Infatti, Isaac Asimov, ha raggruppato in questo libro dieci storie, dove ci sono zoo con alieni, anziché animali; processi sugli alieni che scappano da pianeti lontanissimi; alieni forniti di tutte le tecnologie più avanzate, ma che non hanno dentisti; visite su pianeti, dove l’istruzione è molto diversa rispetto a quella terrestre; alieni che crescono sulla terra, per poi andarsene in un altro pianeta a fare una vita molto diversa; una guerra sulla Luna per motivi di turismo; la storia della creazione della Terra e del suo sistema solare, che è stata fatta da un bambino molto piccolo d’età... La storia che mi è piaciuta di più, è stata quella del processo all'aliena Maeth. Ella ha gli occhi color oro e la pelle verde. E' arrivata sulla Terra dal pianeta di Procione, per mezzo di un asteroide e della sua astronave.
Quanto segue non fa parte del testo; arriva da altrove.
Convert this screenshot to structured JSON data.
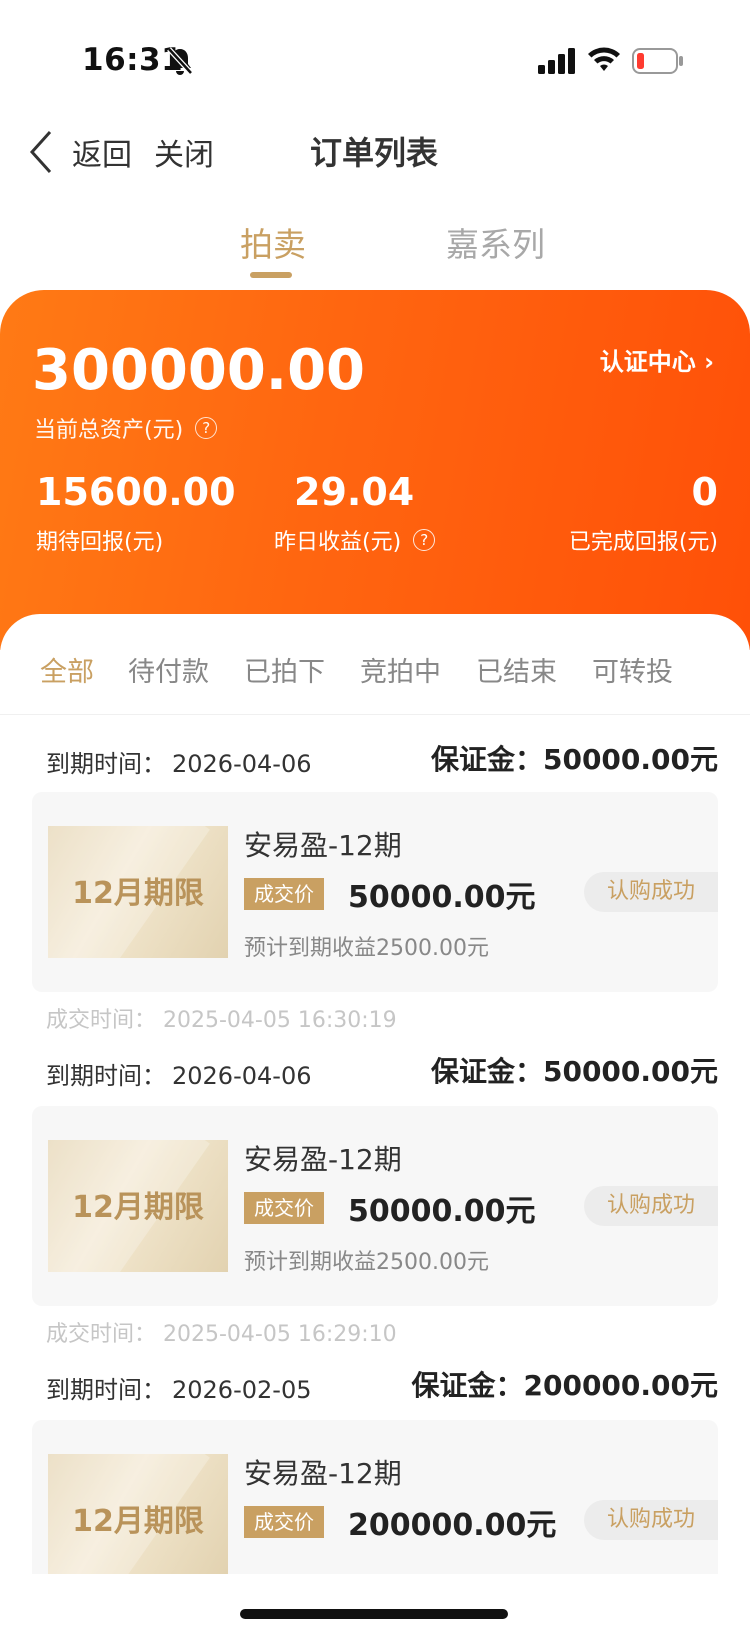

Non è venuta per fare la guerra, e non ha portato dei suoi simili con sè: è venuta sulla Terra perché non le piaceva Procione, il pianeta dove abitava. L’arrivo di  Maeth non passa inosservato: atterra distruggendo un campo coltivato, immobilizza un poliziotto per circa due ore, sfonda la vetrina di un negozio… ma incontra un medico, un medico che  le  insegna la lingua del luogo. Ella ha delle strane capacità: non sente ma capta pensieri, e per comunicare impara ad usare una lavagnetta ed un gessetto. E’ molto piccola d'età, infatti, secondo il medico, non ha raggiunto la maturità sessuale. Dopo un lungo processo, per i disastri che ha combinato, Maeth vince la causa. Intanto le arrivano delle lettere di solidarietà di persone, le quali offrono un posto nella propria casa. Lei ne sceglie uno, e si dirige verso la sua nuova dimora.

  Questo libro mi è piaciuto molto, anche se la lettura non è così scorrevole come altre che ho letto come ad esempio “L’occhio del lupo” di Pennac. A me non piacciono i libri con tante storie all'interno, ma quelli con una storia sola. Queste letture sono molto interessanti, e se lette con attenzione, sembra di viverle. A volte mi fermavo a pensare: "Chissà se ci sono altre forme di vita intelligenti nell’Universo?" 
Consiglio questo libro a persone che intuiscono il significato delle parole più complesse, e che hanno molta voglia di dimenticare il mondo attuale, e di volare verso altri pianeti.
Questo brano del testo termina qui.